Wetterlings seek answers, believe Jacob can be found
ST. JOSEPH -- The parents of Jacob Wetterling addressed the media outside their home Tuesday to say they still have hope that their long-missing son will come home. Even with the recent naming of Daniel Heinrich as a person of interest in their s...
ST. JOSEPH - The parents of Jacob Wetterling addressed the media outside their home Tuesday to say they still have hope that their long-missing son will come home.
Even with the recent naming of Daniel Heinrich as a person of interest in their son’s disappearance, Patty and Jerry Wetterling said Jacob’s case is far from over.
“We still don’t know who took Jacob,” Patty Wetterling said. “We have as many questions or more as all of you. We will let law enforcement and the courts and the process to continue.
“The one question we have said for 26 years is ‘Where’s Jacob?’ And that’s all we’re going to ask.”
Jacob Wetterling disappeared 26 years ago, on Oct. 22, 1989. He was on his way home from picking up a video from a convenience store at about 9:15 p.m. when a masked gunman approached Jacob, his brother and a friend.
Heinrich had been questioned in connection to Jacob’s disappearance, but was never charged. He has denied involvement in the Wetterling case.
After launching an exhaustive cold case investigation of area abductions, new DNA evidence tied Heinrich, now 52, to the abduction of a boy from Cold Spring just months before Jacob never came home. Investigators have examined links from the Cold Spring case to Jacob’s disappearance.
Heinrich also has been implicated in a series of assaults on young boys from 1986 to 1988 in nearby Paynesville, where Heinrich had previously lived. The Wetterlings praised the victims of those assaults who have come forward to offer information.
Jared Scheierl, the victim from the Cold Spring abduction and assault, is one such victim who has come forward to help with the Wetterling investigation. DNA from Heinrich was found to match DNA from Scheierl’s attacker, but the statute of limitations has expired on that case, meaning Heinrich is not able to be charged for the crime.
“We’re really, really proud of Jared and of the other victims in Paynesville that have come forward. There may be other victims. There may be other stories to share.”
The couple also thanked the media and the public for their efforts towards solving Jacob’s disappearance.
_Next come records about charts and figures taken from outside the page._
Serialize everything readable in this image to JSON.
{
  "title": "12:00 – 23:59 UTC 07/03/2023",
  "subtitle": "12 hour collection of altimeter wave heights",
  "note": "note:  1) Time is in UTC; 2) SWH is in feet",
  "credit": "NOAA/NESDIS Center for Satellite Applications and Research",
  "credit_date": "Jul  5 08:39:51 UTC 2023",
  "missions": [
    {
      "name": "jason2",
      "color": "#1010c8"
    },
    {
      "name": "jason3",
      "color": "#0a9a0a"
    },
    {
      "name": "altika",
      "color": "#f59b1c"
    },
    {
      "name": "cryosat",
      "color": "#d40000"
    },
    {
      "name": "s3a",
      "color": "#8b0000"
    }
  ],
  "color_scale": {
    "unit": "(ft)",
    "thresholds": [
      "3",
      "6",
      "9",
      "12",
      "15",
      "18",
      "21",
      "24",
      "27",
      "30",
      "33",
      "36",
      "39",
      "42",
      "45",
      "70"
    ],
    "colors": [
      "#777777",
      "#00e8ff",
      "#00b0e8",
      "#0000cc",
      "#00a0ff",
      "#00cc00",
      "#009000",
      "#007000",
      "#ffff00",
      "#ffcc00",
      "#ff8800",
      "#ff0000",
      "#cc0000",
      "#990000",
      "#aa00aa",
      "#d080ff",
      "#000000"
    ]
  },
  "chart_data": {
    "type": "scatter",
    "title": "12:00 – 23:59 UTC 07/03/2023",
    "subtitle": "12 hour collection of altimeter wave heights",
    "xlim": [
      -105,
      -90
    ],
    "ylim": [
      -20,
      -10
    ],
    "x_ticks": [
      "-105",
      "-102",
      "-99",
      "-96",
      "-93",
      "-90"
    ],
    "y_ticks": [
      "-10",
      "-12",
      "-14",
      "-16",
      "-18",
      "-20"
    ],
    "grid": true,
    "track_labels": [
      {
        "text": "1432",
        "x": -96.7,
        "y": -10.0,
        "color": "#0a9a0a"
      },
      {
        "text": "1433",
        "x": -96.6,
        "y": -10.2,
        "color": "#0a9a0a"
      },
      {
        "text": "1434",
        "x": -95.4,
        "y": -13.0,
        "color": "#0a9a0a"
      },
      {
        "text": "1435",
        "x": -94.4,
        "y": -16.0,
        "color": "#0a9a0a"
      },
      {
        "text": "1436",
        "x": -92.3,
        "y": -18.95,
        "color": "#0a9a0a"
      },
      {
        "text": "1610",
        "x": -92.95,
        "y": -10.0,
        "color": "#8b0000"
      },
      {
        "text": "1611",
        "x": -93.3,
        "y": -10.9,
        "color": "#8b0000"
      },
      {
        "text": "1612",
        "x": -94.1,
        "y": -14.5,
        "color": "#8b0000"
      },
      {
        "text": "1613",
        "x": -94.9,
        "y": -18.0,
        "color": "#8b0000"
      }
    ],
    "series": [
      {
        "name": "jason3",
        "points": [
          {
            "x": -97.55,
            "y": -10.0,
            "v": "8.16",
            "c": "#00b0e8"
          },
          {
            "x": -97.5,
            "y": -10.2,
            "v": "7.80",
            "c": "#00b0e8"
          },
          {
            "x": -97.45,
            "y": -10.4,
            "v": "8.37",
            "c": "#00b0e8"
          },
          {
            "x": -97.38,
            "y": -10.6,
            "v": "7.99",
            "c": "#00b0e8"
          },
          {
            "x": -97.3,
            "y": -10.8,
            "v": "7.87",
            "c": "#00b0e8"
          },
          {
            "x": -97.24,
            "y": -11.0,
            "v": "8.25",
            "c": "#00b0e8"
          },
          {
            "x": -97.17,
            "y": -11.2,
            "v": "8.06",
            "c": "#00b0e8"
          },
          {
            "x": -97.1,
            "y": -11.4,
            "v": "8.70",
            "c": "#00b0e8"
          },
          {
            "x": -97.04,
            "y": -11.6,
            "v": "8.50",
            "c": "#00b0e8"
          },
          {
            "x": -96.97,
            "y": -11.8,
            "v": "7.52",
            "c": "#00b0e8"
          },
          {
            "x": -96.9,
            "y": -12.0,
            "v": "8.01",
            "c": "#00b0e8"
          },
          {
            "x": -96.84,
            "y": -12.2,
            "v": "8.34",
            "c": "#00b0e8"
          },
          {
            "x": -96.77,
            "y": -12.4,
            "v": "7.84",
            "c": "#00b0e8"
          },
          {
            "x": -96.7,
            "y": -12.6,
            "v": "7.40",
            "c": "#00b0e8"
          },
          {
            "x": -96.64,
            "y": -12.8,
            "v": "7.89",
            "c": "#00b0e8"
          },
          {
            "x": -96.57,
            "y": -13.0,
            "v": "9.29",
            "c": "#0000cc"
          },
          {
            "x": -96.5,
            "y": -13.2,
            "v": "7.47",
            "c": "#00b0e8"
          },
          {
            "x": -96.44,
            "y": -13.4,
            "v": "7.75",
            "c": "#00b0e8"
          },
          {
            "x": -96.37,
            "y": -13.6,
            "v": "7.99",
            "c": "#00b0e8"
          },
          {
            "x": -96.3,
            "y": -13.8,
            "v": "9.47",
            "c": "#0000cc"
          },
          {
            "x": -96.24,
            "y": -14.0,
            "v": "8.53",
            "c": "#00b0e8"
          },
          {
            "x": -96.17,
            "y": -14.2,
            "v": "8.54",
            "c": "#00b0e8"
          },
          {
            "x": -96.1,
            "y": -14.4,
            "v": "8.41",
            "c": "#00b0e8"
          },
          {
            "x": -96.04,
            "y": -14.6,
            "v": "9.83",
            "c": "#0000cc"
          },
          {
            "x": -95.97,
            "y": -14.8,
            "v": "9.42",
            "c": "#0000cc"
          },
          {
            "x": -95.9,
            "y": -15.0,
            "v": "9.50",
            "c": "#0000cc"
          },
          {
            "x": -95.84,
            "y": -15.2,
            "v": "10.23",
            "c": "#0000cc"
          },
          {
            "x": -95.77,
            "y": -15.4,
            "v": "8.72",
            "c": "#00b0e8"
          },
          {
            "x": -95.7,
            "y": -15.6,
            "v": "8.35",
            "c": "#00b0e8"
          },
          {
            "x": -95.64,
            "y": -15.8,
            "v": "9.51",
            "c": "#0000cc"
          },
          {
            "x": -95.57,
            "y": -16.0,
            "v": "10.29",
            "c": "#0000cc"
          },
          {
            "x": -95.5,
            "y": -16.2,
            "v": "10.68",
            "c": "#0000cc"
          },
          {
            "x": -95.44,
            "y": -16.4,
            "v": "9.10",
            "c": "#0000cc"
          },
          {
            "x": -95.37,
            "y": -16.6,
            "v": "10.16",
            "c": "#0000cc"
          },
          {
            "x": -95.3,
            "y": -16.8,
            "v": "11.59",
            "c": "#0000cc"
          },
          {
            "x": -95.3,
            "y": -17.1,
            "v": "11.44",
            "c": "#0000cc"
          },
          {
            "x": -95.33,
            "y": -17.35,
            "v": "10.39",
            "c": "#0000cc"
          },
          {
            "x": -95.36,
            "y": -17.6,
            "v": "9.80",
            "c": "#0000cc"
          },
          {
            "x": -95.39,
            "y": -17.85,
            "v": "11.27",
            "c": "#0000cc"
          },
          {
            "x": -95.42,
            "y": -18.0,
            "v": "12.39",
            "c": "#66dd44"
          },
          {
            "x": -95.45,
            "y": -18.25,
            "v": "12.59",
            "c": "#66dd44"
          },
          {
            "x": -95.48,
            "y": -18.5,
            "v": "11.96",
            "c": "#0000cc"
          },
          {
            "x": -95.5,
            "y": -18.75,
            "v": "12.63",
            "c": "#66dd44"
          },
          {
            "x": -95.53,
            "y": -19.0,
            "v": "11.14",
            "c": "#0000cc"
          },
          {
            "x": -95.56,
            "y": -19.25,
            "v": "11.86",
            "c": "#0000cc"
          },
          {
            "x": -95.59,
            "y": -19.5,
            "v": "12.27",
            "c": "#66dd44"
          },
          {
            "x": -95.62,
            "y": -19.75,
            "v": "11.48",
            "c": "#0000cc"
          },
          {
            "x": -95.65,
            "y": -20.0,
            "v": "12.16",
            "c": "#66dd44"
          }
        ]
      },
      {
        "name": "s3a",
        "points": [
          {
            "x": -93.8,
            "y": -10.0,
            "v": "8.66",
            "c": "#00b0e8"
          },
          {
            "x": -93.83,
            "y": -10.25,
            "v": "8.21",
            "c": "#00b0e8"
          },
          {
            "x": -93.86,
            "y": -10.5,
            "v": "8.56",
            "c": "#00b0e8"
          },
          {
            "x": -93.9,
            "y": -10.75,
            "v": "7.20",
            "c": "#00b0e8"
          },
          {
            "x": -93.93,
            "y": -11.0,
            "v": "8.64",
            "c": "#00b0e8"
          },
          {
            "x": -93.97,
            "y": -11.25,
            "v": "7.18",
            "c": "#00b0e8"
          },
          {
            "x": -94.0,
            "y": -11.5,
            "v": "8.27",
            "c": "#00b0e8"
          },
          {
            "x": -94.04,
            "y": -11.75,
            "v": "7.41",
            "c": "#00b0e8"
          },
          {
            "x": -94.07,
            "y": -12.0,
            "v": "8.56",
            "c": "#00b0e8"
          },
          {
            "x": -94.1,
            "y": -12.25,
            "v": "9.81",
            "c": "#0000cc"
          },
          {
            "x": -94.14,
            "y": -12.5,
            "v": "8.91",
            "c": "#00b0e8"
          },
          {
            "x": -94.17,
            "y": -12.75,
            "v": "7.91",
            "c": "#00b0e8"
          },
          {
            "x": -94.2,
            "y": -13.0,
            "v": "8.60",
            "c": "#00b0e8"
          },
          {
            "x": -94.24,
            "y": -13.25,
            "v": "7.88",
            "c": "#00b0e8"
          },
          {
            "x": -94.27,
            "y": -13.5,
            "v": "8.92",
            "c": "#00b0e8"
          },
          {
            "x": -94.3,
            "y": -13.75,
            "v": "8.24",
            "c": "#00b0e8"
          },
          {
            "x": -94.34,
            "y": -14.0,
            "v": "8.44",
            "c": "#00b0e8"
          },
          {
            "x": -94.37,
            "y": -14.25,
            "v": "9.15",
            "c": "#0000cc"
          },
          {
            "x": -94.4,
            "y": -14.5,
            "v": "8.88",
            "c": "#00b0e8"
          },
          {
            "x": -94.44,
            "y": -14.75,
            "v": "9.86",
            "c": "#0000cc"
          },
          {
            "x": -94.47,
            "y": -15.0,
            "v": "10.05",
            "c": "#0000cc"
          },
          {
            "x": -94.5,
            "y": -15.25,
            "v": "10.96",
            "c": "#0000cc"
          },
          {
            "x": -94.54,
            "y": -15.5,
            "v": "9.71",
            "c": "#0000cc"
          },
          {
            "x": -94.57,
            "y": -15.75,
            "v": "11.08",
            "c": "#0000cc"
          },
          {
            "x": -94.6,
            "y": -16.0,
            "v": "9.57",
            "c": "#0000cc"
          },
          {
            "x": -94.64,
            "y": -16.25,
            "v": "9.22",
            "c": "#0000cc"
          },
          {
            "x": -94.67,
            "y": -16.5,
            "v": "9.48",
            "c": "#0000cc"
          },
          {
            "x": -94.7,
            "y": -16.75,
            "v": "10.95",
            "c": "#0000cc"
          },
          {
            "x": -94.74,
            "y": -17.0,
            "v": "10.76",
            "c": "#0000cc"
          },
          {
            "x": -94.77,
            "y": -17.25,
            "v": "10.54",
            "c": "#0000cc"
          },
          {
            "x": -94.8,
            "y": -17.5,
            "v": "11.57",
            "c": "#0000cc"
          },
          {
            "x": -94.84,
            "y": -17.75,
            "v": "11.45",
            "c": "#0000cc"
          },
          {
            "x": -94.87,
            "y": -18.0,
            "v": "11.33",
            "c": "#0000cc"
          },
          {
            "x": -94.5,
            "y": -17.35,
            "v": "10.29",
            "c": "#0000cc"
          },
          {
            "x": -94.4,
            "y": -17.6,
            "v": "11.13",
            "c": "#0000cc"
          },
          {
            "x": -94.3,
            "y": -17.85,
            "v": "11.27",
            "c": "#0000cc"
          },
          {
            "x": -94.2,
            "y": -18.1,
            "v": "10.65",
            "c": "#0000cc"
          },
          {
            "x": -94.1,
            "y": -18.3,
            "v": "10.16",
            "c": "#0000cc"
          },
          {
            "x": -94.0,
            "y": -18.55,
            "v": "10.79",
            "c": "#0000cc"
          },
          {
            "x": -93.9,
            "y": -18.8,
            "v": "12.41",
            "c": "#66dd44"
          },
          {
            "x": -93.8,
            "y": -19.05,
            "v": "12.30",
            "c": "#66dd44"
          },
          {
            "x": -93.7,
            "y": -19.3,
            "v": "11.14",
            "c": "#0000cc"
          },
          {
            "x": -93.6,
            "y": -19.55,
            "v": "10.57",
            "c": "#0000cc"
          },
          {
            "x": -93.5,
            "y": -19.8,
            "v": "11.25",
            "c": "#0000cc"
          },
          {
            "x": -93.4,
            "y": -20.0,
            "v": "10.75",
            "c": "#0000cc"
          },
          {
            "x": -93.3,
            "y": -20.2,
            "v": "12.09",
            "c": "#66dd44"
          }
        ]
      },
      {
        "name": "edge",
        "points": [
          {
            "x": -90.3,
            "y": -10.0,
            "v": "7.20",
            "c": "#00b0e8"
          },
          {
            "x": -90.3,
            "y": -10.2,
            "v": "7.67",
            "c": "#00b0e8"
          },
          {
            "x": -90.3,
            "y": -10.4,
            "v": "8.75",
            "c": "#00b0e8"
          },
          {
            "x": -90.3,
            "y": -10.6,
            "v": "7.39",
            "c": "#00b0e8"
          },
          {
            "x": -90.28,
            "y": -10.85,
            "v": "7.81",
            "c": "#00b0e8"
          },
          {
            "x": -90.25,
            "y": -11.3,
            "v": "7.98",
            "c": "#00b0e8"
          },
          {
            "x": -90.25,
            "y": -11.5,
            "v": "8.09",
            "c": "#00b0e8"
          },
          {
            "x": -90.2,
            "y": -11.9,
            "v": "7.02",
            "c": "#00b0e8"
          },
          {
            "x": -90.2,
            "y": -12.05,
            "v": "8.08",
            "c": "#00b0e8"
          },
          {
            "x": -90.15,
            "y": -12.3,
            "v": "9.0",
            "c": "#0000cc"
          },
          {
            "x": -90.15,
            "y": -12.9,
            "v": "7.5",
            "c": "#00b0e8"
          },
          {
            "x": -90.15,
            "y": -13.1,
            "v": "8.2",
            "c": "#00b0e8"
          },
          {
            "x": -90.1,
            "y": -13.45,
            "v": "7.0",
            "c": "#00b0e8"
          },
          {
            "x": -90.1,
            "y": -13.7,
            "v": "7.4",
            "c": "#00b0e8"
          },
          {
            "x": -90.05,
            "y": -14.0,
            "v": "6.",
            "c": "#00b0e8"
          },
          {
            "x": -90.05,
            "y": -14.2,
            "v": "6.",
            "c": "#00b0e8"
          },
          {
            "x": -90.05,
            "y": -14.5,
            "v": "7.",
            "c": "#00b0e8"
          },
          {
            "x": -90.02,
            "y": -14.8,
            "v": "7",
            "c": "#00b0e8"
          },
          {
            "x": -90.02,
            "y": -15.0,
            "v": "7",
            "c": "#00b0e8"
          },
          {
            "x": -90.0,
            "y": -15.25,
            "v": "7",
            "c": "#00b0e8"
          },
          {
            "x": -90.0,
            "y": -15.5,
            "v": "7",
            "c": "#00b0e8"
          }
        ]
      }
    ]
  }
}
“We are so very, very grateful for the work that has gotten us to where we are today,” Jerry Wetterling said. “No one plays a more important role than you, everyday citizens reporting that little piece of information, when put with all the other information, that will bring Jacob home.”
Investigators found binders of child pornography in Heinrich’s Annandale home during a July 28 search. They also found boys clothing and video tapes of young boys in public.
No photos or video of Jacob were found.
The Wetterlings spoke little about Heinrich’s arrest during the six-minute press conference, and did not take any questions from reporters. Instead, they called for the community to continue searching for information about Jacob.
“I refuse to be silenced by this man,” Patty Wetterling said of Heinrich. “We don’t have the answers yet, but I refuse to be silenced.”
Heinrich made an initial court appearance for child pornography charges last week in U.S. District court in St. Paul, and is due to make a second appearance this week.
Since Jacob’s disappearance, Patty Wetterling has become a national voice in the search for missing children and serves as chairwoman of the National Center for Missing & Exploited Children’s board of directors.
“We have to also focus on preventing these things from happening so no family would ever have to go through this,” she said. “We can’t tolerate the victimization of children.
“We know that missing kids come home after long periods of time. You’ve seen those stories, I’ve met those families. I will still always, always hope until we have our answers.”